I get up this morning around 6. I come downstairs to dog puke & 2 big piles of dog poop where the dogs have relieved themselves in the livingroom for some reason. I guess I should be thankful it wasn't in the carpet on the stairs, but on the hardwood in the livingroom & a little easier to clean up, right? Be thankful for the little things. I appreciate my DH not stepping in it on his way out the door & grinding it into the floor. So I wake up to more to clean. I am still harboring the headache, so starting the day with dog poop & puke is a great start to my day. Afterward, I think coffee sounds good. I need something besides the smell of cleaners to wake me up. I make coffee & start to refill the filtered waterer jug when the filter comes out & I have to start all over with the water jug. Just icing on the cake. I cook oatmeal, drink my coffee & was thinking I would go to the gym & work off some of my frustrations. What a great idea. Well, in all my genius, last night I had failed to make sure the dryer was on enough to dry the clothes that were in there (the clothes in the dryer just happened to be my gym clothes). So dryer back on, no gym for now.

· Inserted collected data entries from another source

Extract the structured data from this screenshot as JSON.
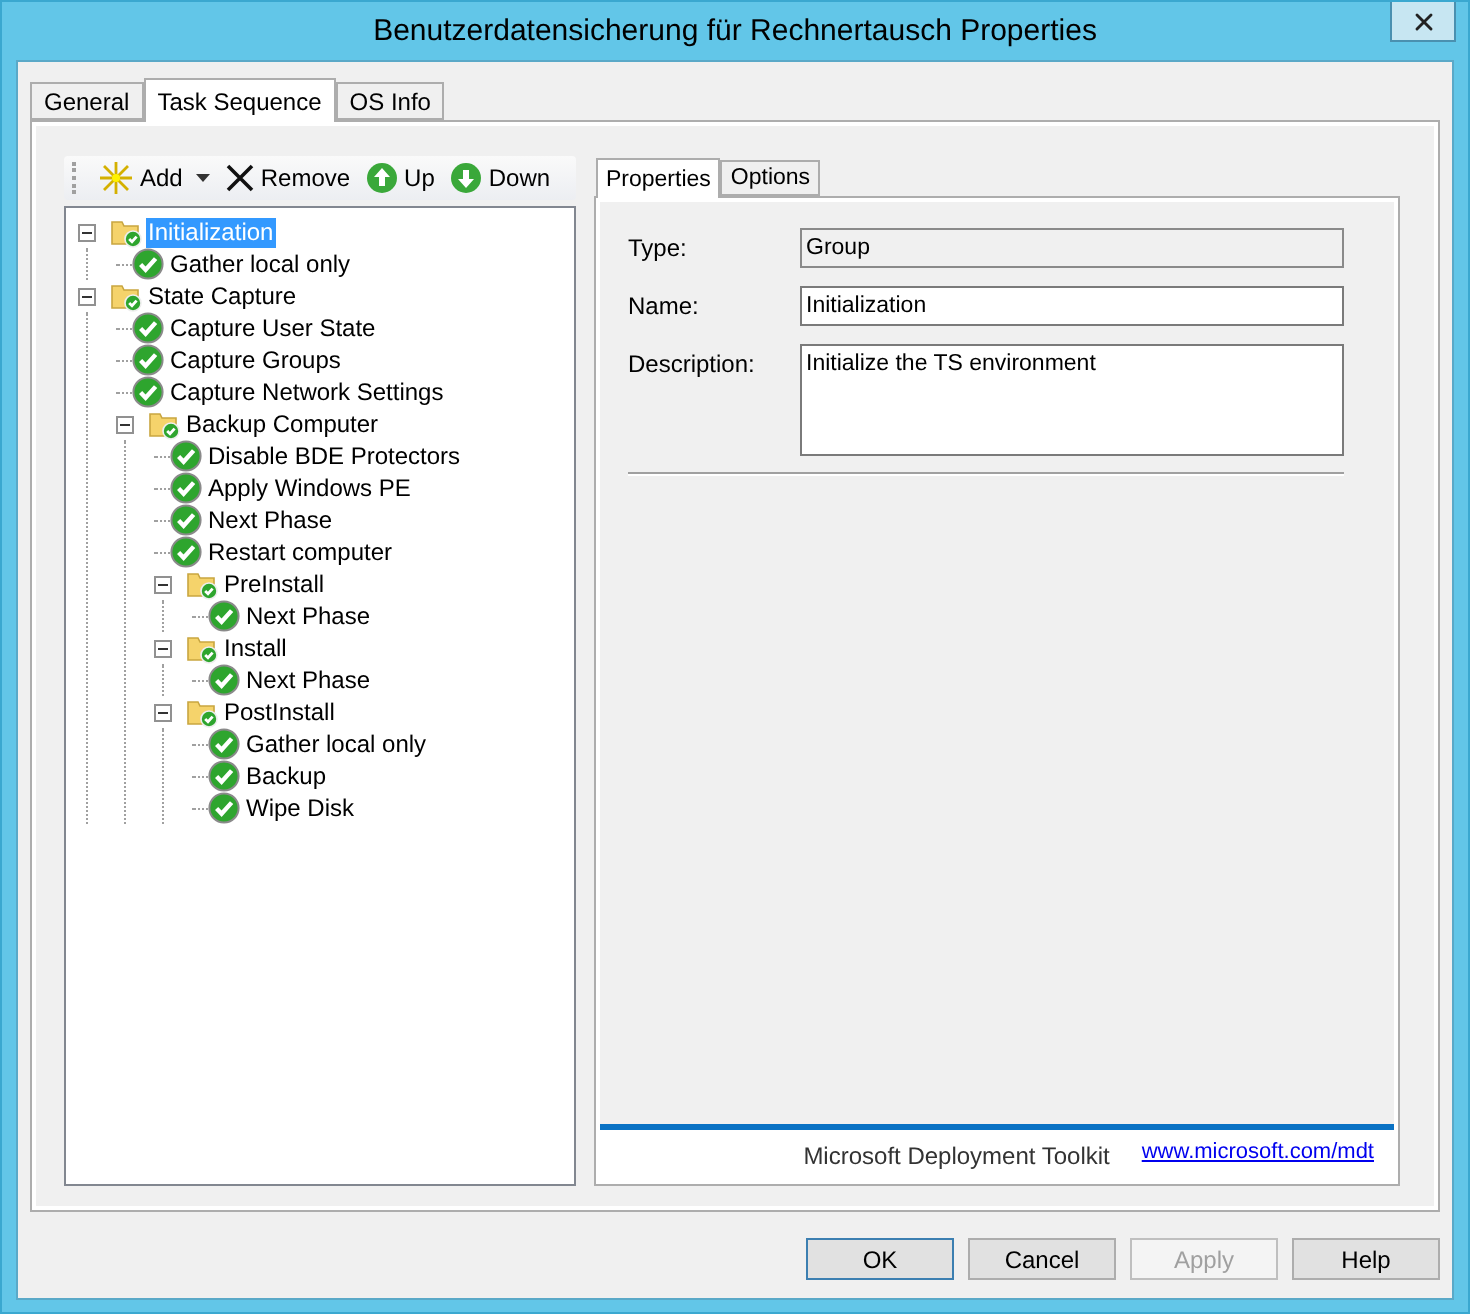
{
  "window": {
    "title": "Benutzerdatensicherung für Rechnertausch Properties"
  },
  "tabs": [
    {
      "label": "General",
      "selected": false
    },
    {
      "label": "Task Sequence",
      "selected": true
    },
    {
      "label": "OS Info",
      "selected": false
    }
  ],
  "toolbar": [
    {
      "kind": "add",
      "label": "Add"
    },
    {
      "kind": "remove",
      "label": "Remove"
    },
    {
      "kind": "up",
      "label": "Up"
    },
    {
      "kind": "down",
      "label": "Down"
    }
  ],
  "tree": [
    {
      "label": "Initialization",
      "kind": "group",
      "expanded": true,
      "selected": true,
      "children": [
        {
          "label": "Gather local only",
          "kind": "step",
          "selected": false
        }
      ]
    },
    {
      "label": "State Capture",
      "kind": "group",
      "expanded": true,
      "selected": false,
      "children": [
        {
          "label": "Capture User State",
          "kind": "step",
          "selected": false
        },
        {
          "label": "Capture Groups",
          "kind": "step",
          "selected": false
        },
        {
          "label": "Capture Network Settings",
          "kind": "step",
          "selected": false
        },
        {
          "label": "Backup Computer",
          "kind": "group",
          "expanded": true,
          "selected": false,
          "children": [
            {
              "label": "Disable BDE Protectors",
              "kind": "step",
              "selected": false
            },
            {
              "label": "Apply Windows PE",
              "kind": "step",
              "selected": false
            },
            {
              "label": "Next Phase",
              "kind": "step",
              "selected": false
            },
            {
              "label": "Restart computer",
              "kind": "step",
              "selected": false
            },
            {
              "label": "PreInstall",
              "kind": "group",
              "expanded": true,
              "selected": false,
              "children": [
                {
                  "label": "Next Phase",
                  "kind": "step",
                  "selected": false
                }
              ]
            },
            {
              "label": "Install",
              "kind": "group",
              "expanded": true,
              "selected": false,
              "children": [
                {
                  "label": "Next Phase",
                  "kind": "step",
                  "selected": false
                }
              ]
            },
            {
              "label": "PostInstall",
              "kind": "group",
              "expanded": true,
              "selected": false,
              "children": [
                {
                  "label": "Gather local only",
                  "kind": "step",
                  "selected": false
                },
                {
                  "label": "Backup",
                  "kind": "step",
                  "selected": false
                },
                {
                  "label": "Wipe Disk",
                  "kind": "step",
                  "selected": false
                }
              ]
            }
          ]
        }
      ]
    }
  ],
  "detail_tabs": [
    {
      "label": "Properties",
      "selected": true
    },
    {
      "label": "Options",
      "selected": false
    }
  ],
  "fields": [
    {
      "label": "Type:",
      "value": "Group",
      "disabled": true,
      "kind": "line"
    },
    {
      "label": "Name:",
      "value": "Initialization",
      "disabled": false,
      "kind": "line"
    },
    {
      "label": "Description:",
      "value": "Initialize the TS environment",
      "kind": "multiline"
    }
  ],
  "footer": {
    "text": "Microsoft Deployment Toolkit",
    "link": "www.microsoft.com/mdt"
  },
  "buttons": [
    {
      "label": "OK",
      "disabled": false,
      "default": true
    },
    {
      "label": "Cancel",
      "disabled": false,
      "default": false
    },
    {
      "label": "Apply",
      "disabled": true,
      "default": false
    },
    {
      "label": "Help",
      "disabled": false,
      "default": false
    }
  ]
}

My DH comes in to tell me that at his appt this morning he was told that he had no insurance. Yes, it is yet another Tri-Care error. We DO have insurance and especially him, the soldier! Yesterday they had him attached to a post he had never been attached to. But just one more thing to work with. So let us deal with Tri-care yet again. Yay! Then we later figure out that we have been kicked out of the Marriage Retreat that the Army was sponsoring. One more YAY!
So since we weren't going to the Marriage Retreat, I thought I would adjust the dates that I would take my son to AL to accomodate my schedule therefore allowing me to spend my sons 16th birthday with him. Well, that was not going to fly with him because that isn't what he wanted. It interfered with the time he has slated to spend with his friends.
You know it has been a good day when you are looking SO forward to a Monday. It is times like the last 24 hours that make me thank the Lord that He never allowed me to acquire a drinking or drug habit because this would have definitely been a time for me to fall off the wagon! Thank you Lord for making me broke enough not to be able to afford a habit at any time in my life. hahahahahahaha! WOOOOOOOO HOOOO!
When you see someone on the news that lost their marbles, you will now have a full explanation of the "why" behind it.